Smartphone Makers Pressed to Address Growing Theft Problem

1:16 p.m. | Updated This post was changed to include the name of the company that estimated the total cost of cellphone theft.

Seeking to curb a nationwide increase in smartphone thefts, New York's attorney general and San Francisco's district attorney on Thursday announced an initiative to push the industry to develop technologies that will discourage theft and dry up the market for stolen devices.

The new group, the Secure Our Smartphones Initiative, will include prosecutors, political officials, law enforcement and consumer advocates from over a dozen states. The co-chairmen will be the New York attorney general, Eric T. Schneiderman, and the San Francisco district attorney, George Gascón.

Mr. Gascón and Mr. Schneiderman were scheduled to meet Thursday afternoon with representatives from Apple, Samsung, Google's Motorola unit and Microsoft, which have about 90 percent of the smartphone market.

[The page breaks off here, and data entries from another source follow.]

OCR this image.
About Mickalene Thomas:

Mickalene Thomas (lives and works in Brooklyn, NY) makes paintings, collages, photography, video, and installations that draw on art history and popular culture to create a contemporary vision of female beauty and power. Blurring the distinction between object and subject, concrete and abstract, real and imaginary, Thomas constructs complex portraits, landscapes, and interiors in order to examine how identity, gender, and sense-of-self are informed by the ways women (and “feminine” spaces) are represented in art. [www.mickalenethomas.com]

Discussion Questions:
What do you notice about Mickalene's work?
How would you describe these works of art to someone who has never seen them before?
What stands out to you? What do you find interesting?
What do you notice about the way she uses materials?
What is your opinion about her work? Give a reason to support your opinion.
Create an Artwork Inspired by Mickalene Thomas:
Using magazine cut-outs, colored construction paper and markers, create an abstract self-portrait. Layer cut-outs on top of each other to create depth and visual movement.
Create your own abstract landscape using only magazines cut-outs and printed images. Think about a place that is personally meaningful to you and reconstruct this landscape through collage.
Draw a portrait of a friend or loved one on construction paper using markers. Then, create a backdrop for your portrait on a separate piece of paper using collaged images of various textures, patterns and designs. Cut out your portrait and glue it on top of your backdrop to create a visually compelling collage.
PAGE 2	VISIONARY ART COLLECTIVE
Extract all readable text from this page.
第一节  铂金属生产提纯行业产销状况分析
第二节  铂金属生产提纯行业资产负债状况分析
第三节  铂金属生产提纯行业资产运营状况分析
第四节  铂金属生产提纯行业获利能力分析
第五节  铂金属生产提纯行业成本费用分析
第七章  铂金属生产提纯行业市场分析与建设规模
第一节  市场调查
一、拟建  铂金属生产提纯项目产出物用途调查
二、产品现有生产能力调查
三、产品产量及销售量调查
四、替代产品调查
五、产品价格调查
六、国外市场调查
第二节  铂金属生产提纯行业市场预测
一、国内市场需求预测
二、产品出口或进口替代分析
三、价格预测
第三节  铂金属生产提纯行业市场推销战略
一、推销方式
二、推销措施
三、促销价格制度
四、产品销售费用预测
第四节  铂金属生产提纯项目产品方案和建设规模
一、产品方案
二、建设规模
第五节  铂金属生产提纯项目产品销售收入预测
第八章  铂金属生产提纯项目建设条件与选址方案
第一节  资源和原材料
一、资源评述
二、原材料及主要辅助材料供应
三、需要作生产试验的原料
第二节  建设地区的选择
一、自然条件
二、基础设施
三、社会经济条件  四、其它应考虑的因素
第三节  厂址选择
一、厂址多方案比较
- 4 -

“It is totally unacceptable that we have an epidemic of crime that we believe can be eliminated if the technological fixes that we believe are available are put into place,” Mr. Schneiderman said.

The coalition is encouraging manufacturers to equip all smartphones with a “kill switch.” When consumers reported to providers that their cellphone had been stolen, the phone, like a stolen credit card, would be rendered inoperable.

“For the thieves who would steal them,” Mr. Schneiderman said, the phones would be “nothing more than a paperweight.”

The loss and theft of cellphones cost consumers over $30 billion in 2012, according to a recent study by Lookout, a San Francisco mobile security company. About 113 smartphones are lost or stolen each minute in the United States and, according to the Federal Communications Commission, cellphone thefts account for 30 to 40 percent of all robberies nationwide. In New York City, the thefts increased 40 percent last year alone.

“The industry has the moral and the social obligation to fix this problem,” Mr. Gascón said. “There are very few things that can be fixed with a technological solution, and this is one of them.”

Apple said on Monday that its next mobile operating system, iOS7, to be released in the fall, has a new feature called Activation Lock that will help to thwart theft. An Apple representative was not immediately available to comment.

Though he did not specify how the coalition would make manufacturers comply with its demands, Mr. Schneiderman said, “The stakes here are very high and we intend to pursue this with every tool in our toolbox.”